What taxes beyond sales tax should I worry about?
Economic nexus now triggers income tax obligations in states like California, New York, and Massachusetts [citation:1]. Some states impose franchise taxes just for "doing business" there, like California's $800 minimum franchise tax [citation:1]. Others have gross receipts taxes based on total revenue, not profit, so you can owe tax even when you lose money on sales in that state [citation:1].
How does this handle products taxed differently by state?
Every state has its own rules. Clothing is taxable in some states, exempt in others. SaaS is taxed as software in Washington, as a digital service in Massachusetts, and exempt entirely in Florida [citation:7]. Digital downloads, subscriptions, and bundled products all have varying treatment. The system maps your specific products against current rules for every jurisdiction so you collect correctly every time.
What happens when I cross a threshold mid-year?

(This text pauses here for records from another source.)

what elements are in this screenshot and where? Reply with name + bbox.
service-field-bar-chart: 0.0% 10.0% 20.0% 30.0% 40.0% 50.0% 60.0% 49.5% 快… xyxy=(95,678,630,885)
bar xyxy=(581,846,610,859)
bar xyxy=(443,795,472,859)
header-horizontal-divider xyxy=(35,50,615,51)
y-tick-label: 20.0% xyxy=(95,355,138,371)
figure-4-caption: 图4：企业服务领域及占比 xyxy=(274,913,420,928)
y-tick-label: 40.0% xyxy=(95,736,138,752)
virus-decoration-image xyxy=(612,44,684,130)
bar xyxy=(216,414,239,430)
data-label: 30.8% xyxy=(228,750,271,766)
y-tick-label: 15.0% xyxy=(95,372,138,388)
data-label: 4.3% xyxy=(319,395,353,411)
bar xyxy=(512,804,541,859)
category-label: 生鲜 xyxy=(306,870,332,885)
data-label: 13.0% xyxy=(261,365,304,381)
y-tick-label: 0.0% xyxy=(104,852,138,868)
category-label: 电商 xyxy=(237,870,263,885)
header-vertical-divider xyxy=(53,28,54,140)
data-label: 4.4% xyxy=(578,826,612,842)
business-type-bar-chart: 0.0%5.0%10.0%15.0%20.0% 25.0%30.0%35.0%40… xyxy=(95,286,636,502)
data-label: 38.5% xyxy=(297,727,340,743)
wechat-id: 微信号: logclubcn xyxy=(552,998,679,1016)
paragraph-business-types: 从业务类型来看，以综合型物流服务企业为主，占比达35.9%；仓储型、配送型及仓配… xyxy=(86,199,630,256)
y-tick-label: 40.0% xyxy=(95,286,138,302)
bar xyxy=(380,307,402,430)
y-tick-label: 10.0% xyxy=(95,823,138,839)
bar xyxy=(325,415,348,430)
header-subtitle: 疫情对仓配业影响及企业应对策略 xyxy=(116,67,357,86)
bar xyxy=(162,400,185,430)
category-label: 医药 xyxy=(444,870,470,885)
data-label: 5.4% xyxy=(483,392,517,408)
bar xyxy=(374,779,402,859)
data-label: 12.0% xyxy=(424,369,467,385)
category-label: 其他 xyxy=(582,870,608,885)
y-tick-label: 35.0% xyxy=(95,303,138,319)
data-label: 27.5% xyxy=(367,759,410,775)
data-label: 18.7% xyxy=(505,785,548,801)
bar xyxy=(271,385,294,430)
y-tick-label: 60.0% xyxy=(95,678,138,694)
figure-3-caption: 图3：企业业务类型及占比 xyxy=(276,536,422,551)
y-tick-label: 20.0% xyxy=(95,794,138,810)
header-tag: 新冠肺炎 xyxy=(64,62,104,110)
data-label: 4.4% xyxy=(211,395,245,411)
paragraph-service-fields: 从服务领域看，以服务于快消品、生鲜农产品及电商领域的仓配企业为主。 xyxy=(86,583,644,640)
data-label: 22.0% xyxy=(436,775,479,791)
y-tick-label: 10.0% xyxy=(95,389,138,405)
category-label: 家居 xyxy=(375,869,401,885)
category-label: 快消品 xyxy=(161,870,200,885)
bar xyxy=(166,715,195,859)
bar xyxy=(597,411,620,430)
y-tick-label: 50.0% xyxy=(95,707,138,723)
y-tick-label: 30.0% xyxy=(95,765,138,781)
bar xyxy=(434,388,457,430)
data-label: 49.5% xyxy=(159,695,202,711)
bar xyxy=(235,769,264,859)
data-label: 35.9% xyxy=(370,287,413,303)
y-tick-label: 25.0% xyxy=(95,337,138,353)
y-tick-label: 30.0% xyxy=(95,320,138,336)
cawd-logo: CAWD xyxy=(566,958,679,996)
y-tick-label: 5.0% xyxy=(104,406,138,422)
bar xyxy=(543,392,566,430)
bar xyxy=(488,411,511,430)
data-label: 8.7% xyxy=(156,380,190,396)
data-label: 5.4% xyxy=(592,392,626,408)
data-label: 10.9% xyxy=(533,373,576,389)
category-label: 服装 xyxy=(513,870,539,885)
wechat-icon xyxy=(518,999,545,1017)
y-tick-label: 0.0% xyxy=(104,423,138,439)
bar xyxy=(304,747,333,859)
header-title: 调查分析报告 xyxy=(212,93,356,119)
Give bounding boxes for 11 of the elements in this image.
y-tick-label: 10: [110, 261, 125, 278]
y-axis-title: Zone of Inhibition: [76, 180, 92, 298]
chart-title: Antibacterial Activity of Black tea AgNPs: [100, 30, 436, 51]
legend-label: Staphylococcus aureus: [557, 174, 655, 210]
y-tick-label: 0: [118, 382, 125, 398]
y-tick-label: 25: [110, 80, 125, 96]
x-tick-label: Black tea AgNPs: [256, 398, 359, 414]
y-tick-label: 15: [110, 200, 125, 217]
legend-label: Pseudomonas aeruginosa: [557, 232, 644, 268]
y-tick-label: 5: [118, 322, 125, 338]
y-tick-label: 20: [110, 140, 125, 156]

Most states require you to register and start collecting immediately, not at the next filing period [citation:8]. If you cross $100,000 in June but don't register until January, you owe tax on every sale from June forward out of your own pocket. The system alerts you the moment you hit threshold so you register immediately and collect going forward, avoiding back-tax liability.
How do filing frequencies work across states?
Every state assigns frequencies based on your volume. You might file monthly in California, quarterly in Texas, and annually in a low-volume state [citation:10]. These can change without notice when your sales shift. The system tracks every state's requirements and deadlines so you never miss a filing, even when frequencies change automatically.